Erster Titel seit 1966? Englands Frauen sollen das Trauma beenden
Den Frauenfußball revolutionieren, die Männerfußball-Misere seit 1966 endlich beenden, Krisenhilfe für die englische Gesellschaft leisten. Es ist nicht gerade wenig, was den englischen Fußballerinnen aufgebürdet wird und was sie sich auch selbst aufladen. Englands Teamspielerin Fran Kirby sagte bei einem Pressegespräch vor dem Semifinale gegen Schweden, dass sie erfolgreich sein wollen, um den Menschen in Zeiten wie diesen ein bisschen Freude zu bereiten.

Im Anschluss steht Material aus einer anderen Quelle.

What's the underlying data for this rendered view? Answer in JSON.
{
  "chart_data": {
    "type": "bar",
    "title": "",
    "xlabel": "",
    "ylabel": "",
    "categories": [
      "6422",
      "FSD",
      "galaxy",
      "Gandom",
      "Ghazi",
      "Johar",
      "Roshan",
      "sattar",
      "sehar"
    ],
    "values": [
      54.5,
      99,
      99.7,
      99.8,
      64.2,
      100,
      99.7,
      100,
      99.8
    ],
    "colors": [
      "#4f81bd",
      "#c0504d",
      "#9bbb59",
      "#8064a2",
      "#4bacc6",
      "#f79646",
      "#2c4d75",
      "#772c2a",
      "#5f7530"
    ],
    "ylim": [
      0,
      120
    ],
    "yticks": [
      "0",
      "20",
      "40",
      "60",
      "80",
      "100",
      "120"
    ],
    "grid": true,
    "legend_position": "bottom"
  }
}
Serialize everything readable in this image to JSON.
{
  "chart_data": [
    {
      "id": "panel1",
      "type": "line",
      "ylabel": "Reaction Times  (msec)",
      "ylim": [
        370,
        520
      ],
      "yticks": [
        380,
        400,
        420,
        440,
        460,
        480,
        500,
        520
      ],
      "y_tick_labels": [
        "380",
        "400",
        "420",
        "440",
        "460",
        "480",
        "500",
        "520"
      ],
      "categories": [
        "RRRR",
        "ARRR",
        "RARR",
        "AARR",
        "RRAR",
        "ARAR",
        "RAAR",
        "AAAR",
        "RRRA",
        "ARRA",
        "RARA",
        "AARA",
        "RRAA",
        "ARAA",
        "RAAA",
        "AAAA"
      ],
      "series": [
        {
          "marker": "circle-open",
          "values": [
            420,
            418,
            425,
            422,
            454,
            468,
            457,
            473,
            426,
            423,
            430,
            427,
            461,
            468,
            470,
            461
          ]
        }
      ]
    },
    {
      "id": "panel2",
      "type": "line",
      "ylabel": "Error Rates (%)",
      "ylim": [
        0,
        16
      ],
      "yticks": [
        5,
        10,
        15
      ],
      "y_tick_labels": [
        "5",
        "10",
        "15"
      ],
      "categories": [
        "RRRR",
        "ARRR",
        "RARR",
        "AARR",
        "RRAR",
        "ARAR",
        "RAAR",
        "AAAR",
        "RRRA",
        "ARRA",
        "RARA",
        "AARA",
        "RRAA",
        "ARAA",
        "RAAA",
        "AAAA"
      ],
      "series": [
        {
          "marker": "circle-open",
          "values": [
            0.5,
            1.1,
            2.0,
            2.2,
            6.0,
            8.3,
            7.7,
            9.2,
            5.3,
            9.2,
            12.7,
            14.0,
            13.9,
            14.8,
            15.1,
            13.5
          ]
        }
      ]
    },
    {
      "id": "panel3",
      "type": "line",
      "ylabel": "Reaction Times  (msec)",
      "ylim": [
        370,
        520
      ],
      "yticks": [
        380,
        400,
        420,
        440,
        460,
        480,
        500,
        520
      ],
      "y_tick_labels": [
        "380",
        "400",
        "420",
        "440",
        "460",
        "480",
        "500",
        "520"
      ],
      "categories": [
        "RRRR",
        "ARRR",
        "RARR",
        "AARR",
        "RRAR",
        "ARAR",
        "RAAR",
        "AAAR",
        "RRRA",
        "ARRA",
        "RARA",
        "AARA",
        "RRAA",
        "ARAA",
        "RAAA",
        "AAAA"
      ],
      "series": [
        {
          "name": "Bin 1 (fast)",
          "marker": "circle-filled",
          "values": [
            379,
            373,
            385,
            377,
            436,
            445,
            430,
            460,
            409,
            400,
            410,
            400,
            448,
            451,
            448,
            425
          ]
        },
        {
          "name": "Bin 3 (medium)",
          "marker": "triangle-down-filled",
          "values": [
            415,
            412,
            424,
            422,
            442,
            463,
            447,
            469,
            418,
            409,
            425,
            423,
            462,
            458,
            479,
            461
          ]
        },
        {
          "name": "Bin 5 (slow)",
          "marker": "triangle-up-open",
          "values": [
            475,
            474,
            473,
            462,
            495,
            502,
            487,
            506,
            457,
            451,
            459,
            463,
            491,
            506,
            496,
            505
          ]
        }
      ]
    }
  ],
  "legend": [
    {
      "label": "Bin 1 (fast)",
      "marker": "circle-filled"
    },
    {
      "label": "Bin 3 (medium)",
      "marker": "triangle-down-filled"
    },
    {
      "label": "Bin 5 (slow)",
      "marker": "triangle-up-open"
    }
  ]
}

Die Menschen in England seien durch die gestiegenen Lebenserhaltungskosten und der Unsicherheit aufgrund des Ukrainekrieges mit großen Problemen konfrontiert. Man wolle den Menschen eine Fluchtmöglichkeit aus dieser Krise geben – und wenn es nur für 90 oder vielleicht 120 Minuten ist. "So sehr wir gewinnen wollen, wollen wir den Leuten auch ein Lächeln ins Gesicht zaubern."
Überwindung des Traumas
Mit der Begeisterung wächst freilich auch der Druck auf das Gastgeberteam. Der Daily Telegraph titelte dieser Tage: "Englands Frauen könnten den Fußball in diesem Land diese Woche für immer verändern." Gemeint war nicht nur die Etablierung des Fußballs der Frauen auf den vorderen Sportseiten, Teil des Mainstreams zu werden, sondern auch die Überwindung eines Traumas, das bislang vor allem männlich gelesen wurde: Endlich wieder nach 1966 einen Titel für England zu gewinnen.
Die Bramall Lane in Sheffield - das älteste Stadion der Welt, in dem noch Profifußball gespielt wird - war mit seinen 28.900 Plätzen am Dienstag natürlich ausverkauft. Angesichts der Euphorie in England hätte man für das Halbfinale gegen Schweden wohl jedes Stadion gefüllt. Aber in Sheffield dürfte der seit der Männer-EM 2021 hierzulande ritualisierte Fangesang "Football’s coming home" eine ganz besondere Magie entfalten. Am zentralen Londoner Trafalgar Square richten die Stadtbehörden erstmals ein Public Viewing für ein Spiel der Fußballerinnen aus.
Fans rasteten aus
Englands Mittelfeldspielerin Fran Kirby berichtet von "erstaunlichen Videos", auf denen Menschen zu sehen gewesen seien, die total ausrasteten, als die Lionesses - so lautet der Kosename des englischen Frauenfußball-Teams - ein Tor gegen Spanien erzielten. Ein seltsames Gefühl sei es auch, dass die Menschen ihnen Beifall klatschen, wenn sie in diesen Tagen außerhalb des EM-Quartiers einen Spaziergang machen.
Verdient haben sie sich das allemal: Englands Frauen haben immerhin das erste Finale bei einem wichtigen Turnier seit 2009 erreicht.